Bar-Joseph Ziv, Gerber Georg K, Gifford David K, Jaakkola Tommi S, Simon Itamar
MIT Laboratory for Computer Science, 200 Technology Square, Cambridge, MA 02139, USA.
J Comput Biol. 2003;10(3-4):341-56. doi: 10.1089/10665270360688057.
We present algorithms for time-series gene expression analysis that permit the principled estimation of unobserved time points, clustering, and dataset alignment. Each expression profile is modeled as a cubic spline (piecewise polynomial) that is estimated from the observed data and every time point influences the overall smooth expression curve. We constrain the spline coefficients of genes in the same class to have similar expression patterns, while also allowing for gene specific parameters. We show that unobserved time points can be reconstructed using our method with 10-15% less error when compared to previous best methods. Our clustering algorithm operates directly on the continuous representations of gene expression profiles, and we demonstrate that this is particularly effective when applied to nonuniformly sampled data. Our continuous alignment algorithm also avoids difficulties encountered by discrete approaches. In particular, our method allows for control of the number of degrees of freedom of the warp through the specification of parameterized functions, which helps to avoid overfitting. We demonstrate that our algorithm produces stable low-error alignments on real expression data and further show a specific application to yeast knock-out data that produces biologically meaningful results.

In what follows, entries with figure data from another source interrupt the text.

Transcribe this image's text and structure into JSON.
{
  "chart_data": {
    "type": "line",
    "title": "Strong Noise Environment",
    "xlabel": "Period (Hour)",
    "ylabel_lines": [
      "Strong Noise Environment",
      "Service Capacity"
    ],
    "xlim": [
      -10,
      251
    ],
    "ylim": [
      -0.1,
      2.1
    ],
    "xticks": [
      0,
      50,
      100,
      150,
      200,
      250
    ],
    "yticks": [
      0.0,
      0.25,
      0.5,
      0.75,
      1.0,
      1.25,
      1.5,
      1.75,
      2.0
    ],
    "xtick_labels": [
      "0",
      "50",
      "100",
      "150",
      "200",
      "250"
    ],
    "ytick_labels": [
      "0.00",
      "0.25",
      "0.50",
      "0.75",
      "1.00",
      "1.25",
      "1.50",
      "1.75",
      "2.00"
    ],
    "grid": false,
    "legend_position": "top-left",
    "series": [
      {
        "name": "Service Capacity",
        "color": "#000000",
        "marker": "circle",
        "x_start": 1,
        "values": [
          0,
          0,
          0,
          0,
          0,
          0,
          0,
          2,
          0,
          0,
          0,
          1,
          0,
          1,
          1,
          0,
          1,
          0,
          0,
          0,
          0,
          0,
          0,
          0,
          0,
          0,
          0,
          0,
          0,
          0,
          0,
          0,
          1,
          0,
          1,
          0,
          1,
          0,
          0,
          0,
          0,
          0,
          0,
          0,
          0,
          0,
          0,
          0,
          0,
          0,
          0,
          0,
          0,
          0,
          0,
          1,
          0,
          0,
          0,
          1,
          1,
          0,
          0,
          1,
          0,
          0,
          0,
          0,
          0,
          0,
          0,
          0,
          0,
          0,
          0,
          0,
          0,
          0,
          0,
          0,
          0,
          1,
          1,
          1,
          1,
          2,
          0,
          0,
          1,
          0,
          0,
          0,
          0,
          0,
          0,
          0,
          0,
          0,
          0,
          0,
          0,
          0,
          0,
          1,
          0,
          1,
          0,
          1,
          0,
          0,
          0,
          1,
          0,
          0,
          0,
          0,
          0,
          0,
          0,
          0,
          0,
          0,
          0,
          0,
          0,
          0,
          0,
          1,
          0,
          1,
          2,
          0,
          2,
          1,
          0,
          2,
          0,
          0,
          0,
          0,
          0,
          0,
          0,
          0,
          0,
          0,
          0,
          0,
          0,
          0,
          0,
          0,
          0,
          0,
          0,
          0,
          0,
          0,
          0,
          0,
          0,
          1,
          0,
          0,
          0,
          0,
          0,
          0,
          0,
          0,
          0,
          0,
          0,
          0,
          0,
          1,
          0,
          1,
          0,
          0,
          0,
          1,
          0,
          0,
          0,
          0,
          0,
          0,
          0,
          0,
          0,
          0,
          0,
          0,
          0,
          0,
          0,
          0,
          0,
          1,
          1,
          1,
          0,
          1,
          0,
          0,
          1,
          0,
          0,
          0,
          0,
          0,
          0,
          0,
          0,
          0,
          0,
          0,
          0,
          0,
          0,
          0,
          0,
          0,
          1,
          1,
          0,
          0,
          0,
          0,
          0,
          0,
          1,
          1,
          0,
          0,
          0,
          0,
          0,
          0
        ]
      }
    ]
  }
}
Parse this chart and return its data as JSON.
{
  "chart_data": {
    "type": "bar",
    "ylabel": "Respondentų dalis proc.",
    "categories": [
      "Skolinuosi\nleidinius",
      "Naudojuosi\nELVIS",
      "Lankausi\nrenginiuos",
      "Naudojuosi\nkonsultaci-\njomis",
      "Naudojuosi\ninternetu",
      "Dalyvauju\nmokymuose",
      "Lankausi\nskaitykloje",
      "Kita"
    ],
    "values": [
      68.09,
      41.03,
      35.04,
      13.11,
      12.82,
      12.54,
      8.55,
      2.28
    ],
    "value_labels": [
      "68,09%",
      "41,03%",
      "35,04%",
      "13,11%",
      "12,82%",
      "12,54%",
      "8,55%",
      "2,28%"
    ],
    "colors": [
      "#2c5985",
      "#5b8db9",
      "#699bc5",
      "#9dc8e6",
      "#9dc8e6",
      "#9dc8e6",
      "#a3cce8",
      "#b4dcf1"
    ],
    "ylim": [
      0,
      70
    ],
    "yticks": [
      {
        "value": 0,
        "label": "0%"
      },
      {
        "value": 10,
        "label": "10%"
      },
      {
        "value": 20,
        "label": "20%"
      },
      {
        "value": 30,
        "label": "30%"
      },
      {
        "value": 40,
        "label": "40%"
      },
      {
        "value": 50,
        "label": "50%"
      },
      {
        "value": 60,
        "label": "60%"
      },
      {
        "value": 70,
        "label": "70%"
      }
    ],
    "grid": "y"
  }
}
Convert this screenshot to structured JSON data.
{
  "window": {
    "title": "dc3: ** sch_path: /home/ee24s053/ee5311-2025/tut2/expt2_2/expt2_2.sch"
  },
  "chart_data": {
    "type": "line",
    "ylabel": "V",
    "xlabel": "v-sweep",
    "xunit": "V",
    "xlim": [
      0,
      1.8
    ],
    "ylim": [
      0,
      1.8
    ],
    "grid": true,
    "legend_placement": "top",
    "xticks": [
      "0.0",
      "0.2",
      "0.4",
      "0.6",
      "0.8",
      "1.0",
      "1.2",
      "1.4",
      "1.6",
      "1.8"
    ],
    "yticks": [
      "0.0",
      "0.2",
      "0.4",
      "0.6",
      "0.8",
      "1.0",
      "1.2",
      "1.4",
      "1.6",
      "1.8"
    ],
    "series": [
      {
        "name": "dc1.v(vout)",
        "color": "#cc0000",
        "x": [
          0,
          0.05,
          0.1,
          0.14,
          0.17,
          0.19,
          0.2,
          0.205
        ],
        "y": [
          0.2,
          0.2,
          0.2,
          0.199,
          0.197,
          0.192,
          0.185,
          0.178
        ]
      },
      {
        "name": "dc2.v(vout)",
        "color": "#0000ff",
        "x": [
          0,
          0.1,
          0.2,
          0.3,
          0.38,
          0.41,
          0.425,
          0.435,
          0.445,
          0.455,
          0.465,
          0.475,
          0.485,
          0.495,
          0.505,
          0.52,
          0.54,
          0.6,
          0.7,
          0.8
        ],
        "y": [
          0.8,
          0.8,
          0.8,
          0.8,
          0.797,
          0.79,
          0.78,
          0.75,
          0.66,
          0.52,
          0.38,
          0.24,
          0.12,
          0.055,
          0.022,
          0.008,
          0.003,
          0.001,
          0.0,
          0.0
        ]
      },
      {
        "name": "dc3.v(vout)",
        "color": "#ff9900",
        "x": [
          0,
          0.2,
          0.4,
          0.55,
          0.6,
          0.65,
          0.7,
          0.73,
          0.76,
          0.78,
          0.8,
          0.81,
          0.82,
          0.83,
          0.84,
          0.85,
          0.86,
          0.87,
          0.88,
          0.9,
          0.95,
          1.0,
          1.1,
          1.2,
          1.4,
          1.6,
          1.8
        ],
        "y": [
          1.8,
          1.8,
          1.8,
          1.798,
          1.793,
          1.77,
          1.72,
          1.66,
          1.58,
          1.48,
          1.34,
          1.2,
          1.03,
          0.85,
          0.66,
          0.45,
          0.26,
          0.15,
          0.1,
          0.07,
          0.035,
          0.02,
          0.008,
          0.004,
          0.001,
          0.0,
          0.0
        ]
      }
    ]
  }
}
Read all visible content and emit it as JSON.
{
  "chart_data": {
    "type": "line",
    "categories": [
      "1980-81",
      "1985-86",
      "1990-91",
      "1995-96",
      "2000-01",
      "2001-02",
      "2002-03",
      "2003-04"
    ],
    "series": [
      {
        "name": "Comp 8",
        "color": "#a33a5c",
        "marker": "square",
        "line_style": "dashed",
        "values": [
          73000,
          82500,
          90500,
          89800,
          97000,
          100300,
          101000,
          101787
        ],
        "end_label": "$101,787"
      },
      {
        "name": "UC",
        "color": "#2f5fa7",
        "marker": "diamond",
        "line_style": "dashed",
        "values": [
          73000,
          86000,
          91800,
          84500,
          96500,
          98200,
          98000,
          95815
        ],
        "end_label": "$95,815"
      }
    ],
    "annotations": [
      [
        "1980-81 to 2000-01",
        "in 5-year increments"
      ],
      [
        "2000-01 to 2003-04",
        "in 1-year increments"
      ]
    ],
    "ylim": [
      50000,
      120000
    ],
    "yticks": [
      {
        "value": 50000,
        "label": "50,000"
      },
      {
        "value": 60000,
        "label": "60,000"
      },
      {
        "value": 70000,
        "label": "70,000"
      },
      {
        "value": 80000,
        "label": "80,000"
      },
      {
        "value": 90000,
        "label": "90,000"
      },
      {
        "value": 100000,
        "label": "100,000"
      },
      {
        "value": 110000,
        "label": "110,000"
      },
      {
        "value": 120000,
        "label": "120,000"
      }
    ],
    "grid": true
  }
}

我们提出了用于时间序列基因表达分析的算法,这些算法允许对未观察到的时间点进行有原则的估计、聚类以及数据集对齐。每个表达谱被建模为一个三次样条(分段多项式),它是根据观察到的数据估计出来的,并且每个时间点都会影响整体平滑的表达曲线。我们将同一类基因的样条系数约束为具有相似的表达模式,同时也允许基因特异性参数。我们表明,与之前的最佳方法相比,使用我们的方法可以以低10 - 15%的误差重建未观察到的时间点。我们的聚类算法直接对基因表达谱的连续表示进行操作,并且我们证明,当应用于非均匀采样数据时,这特别有效。我们的连续对齐算法也避免了离散方法所遇到的困难。特别是,我们的方法允许通过参数化函数的指定来控制扭曲的自由度数量,这有助于避免过拟合。我们证明我们的算法在真实表达数据上产生稳定的低误差对齐,并进一步展示了其在酵母基因敲除数据上的具体应用,该应用产生了具有生物学意义的结果。